The Green family had suffered another tragedy the previous year when Green’s brother, Second Lieutenant Alan Green, of the 1/5th Staffordshire Regiment, was killed in action on 2 October 1915 at the Battle of Loos. It meant that by the summer of 1916 Green’s parents, who also had a daughter, had lost both their sons to the war.
Leslie Green’s posthumous VC “for most conspicuous devotion to duty” was announced on 5 August 1916. His decoration was presented to his widow, who worked at Nottingham Hospital, by George V at an investiture in Buckingham Palace on 7 October 1916.
Green’s widow later remarried and presented her first husband’s medals to the Royal Army Medical Corps in Aldershot, Hampshire. Today they are on display at the Army Medical Services Museum in Mytchett, Surrey.

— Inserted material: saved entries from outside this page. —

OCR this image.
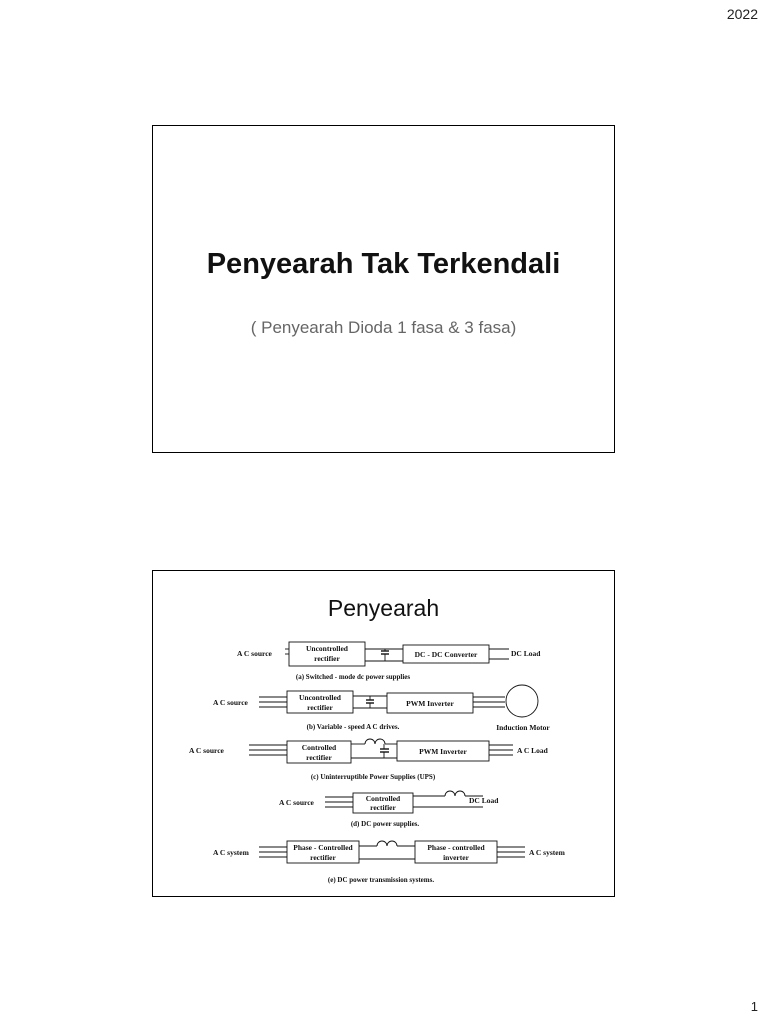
2022
Penyearah Tak Terkendali
( Penyearah Dioda 1 fasa & 3 fasa)
Penyearah
A C source
Uncontrolled
rectifier	DC - DC Converter	DC Load
(a) Switched - mode dc power supplies
A C source
Uncontrolled
rectifier	PWM Inverter
Induction Motor
(b) Variable - speed A C drives.
A C source	Controlled
rectifier
PWM Inverter	A C Load
(c) Uninterruptible Power Supplies (UPS)
A C source	Controlled
rectifier
DC Load
(d) DC power supplies.
A C system
Phase - Controlled
rectifier
Phase - controlled
inverter
A C system
(e) DC power transmission systems.
1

In 1920, Green’s father wrote to his local parish council asking for permission to build a small war memorial on land he owned: he wanted it dedicated to those from Buckden who had given their lives during the war. For some inexplicable reason, the offer was rejected but John Green went ahead and erected a memorial stone in 1921 on land he owned next to Coneygarths, the family home. Although it is meant to be in memory of all those from the village who died, only the names of his two sons appeared on the memorial.
Over the decades, the memorial fell into a state of disrepair but it was restored in before 1 July 1986, the 70th anniversary of the Battle of the Somme and of Leslie Green’s death. Leslie Green is also listed on different memorials at St Mary’s Church, Buckden, and at Downing College, Cambridge. There is also a plaque at Felsted School, Essex, that is dedicated to both Green and another former pupil, Lieutenant Walter Hamilton, who was awarded the VC for bravery during the Afghan War of 1879.
Incidentally, while I do not, of course, own Green’s medal group, I am the custodian of Hamilton’s medal group having bought it at a Spink auction in London in 1998.
* No VCs were gazetted in July 1916 so Lord Ashcroft has instead chosen for his monthly write-up one of the recipients whose VC was announced in early August 1916.